Slaty-backed Gull found by Chris Michener on November 20, 2007 near Pembroke, Ontario.
Photographed on November 27, 2007 by Bruce Di Labio


He will also be remembered for his unique style of pelagic birding with Manson on Lake Dore, locally known as "popcorn pelagic" (chumming for rare gulls with stale popcorn) which helped net Sabine's, Little and Lesser Black-backed Gulls. Nothing made Chris happier than sharing a find and spending time with birding colleagues. He will be greatly missed by all. Condolences should be sent to Jean Brereton, his lifelong partner, at
jbrereton@hughes.net.



Bruce Di Labio


video

In memory of Chris, 2007 Texas trip.

Friday, July 8, 2011

July 6-8, 2011 White-faced Ibis still present in Carp.

Hi Everyone
The White-faced Ibis continues to feed along the Carp River floodplain today, July 8th. It flew in around 6:00a.m. from its roosting area and was still present at 8:20a.m.



Good birding, Bruce and Ben



Directions:
From Ottawa take Hwy. 417 west to the Carp Road exit. and turn right and follow Carp Road to the village of Carp.

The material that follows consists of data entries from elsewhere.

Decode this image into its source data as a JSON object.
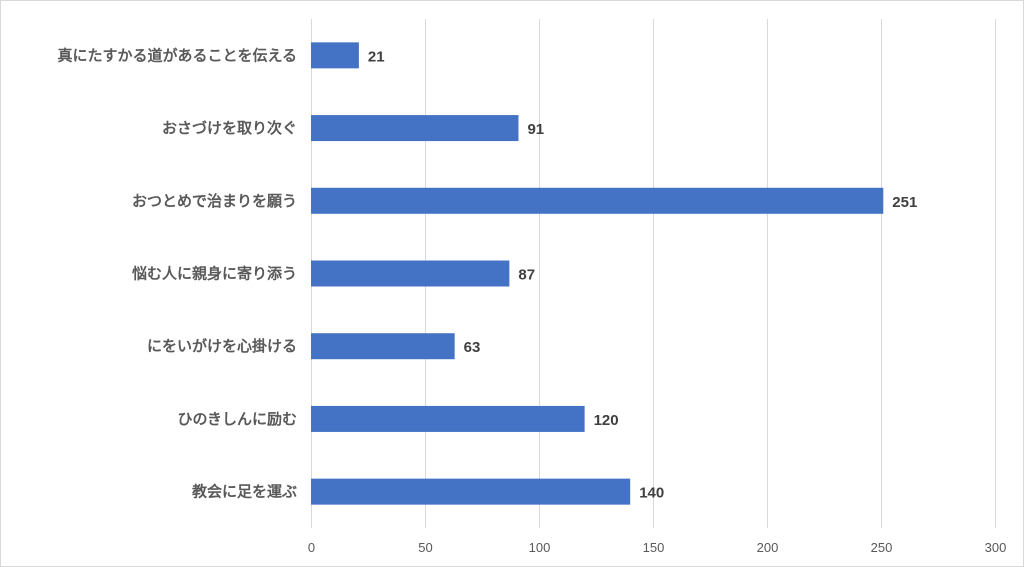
{
  "chart_data": {
    "type": "bar",
    "orientation": "horizontal",
    "categories": [
      "真にたすかる道があることを伝える",
      "おさづけを取り次ぐ",
      "おつとめで治まりを願う",
      "悩む人に親身に寄り添う",
      "にをいがけを心掛ける",
      "ひのきしんに励む",
      "教会に足を運ぶ"
    ],
    "values": [
      21,
      91,
      251,
      87,
      63,
      120,
      140
    ],
    "xlim": [
      0,
      300
    ],
    "ticks": [
      0,
      50,
      100,
      150,
      200,
      250,
      300
    ],
    "grid": true,
    "data_labels": true,
    "bar_color": "#4472c4"
  }
}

After crossing the bridge take the first right, Rivington St. and follow to the end.



A series of close up views showing reddish eye colour and pinkish facial skin of the White-faced Ibis.









Tuesday, July 5, 2011

July 4 & 5, 2011 White-faced Ibis in Carp, Ontario!

Definitely a major highlight for birders in eastern Ontario this year was the discovery of a White-faced Ibis along the Carp River during the morning on July 4th. My son Ben was checking out one of his local birding haunts and found a dark ibis feeding in the Carp River flood plain. He cycled home which is close by and phone me. I had just finished getting the oil changed at Frisby Tire and headed to the site shortly after the call. I arrived to find Ben and his scope set up with the ibis in view. Due to the distance and lighting it was difficult to get good views of the soft part colours; legs, facial skin, and eye colour. During the early afternoon an alert was put out for a probable Glossy Ibis but there was still some uncertainty. The following morning the ibis was again reported and Ben and I tried a few times but keep missing it. Finally around 1:30p.m. the ibis flew in while I was standing near the edge of the field and landed close by. I was able to take a number photos and then headed back home. Ben and I check the photos and could clearly see the colour of the facial skin, legs and we weren't 100% sure about the eye colour. I fired the images off to Alan Wormington near Point Pelee National Park and he felt it was a White-faced Ibis. The next local alert went out on a White-faced Ibis, first record for the Ottawa-Gatineau District. Great find Ben! Both birders/photographers started to show up and haven't stopped yet!



White-faced Ibis along the Carp River floodplain.


Another view of the White-faced Ibis.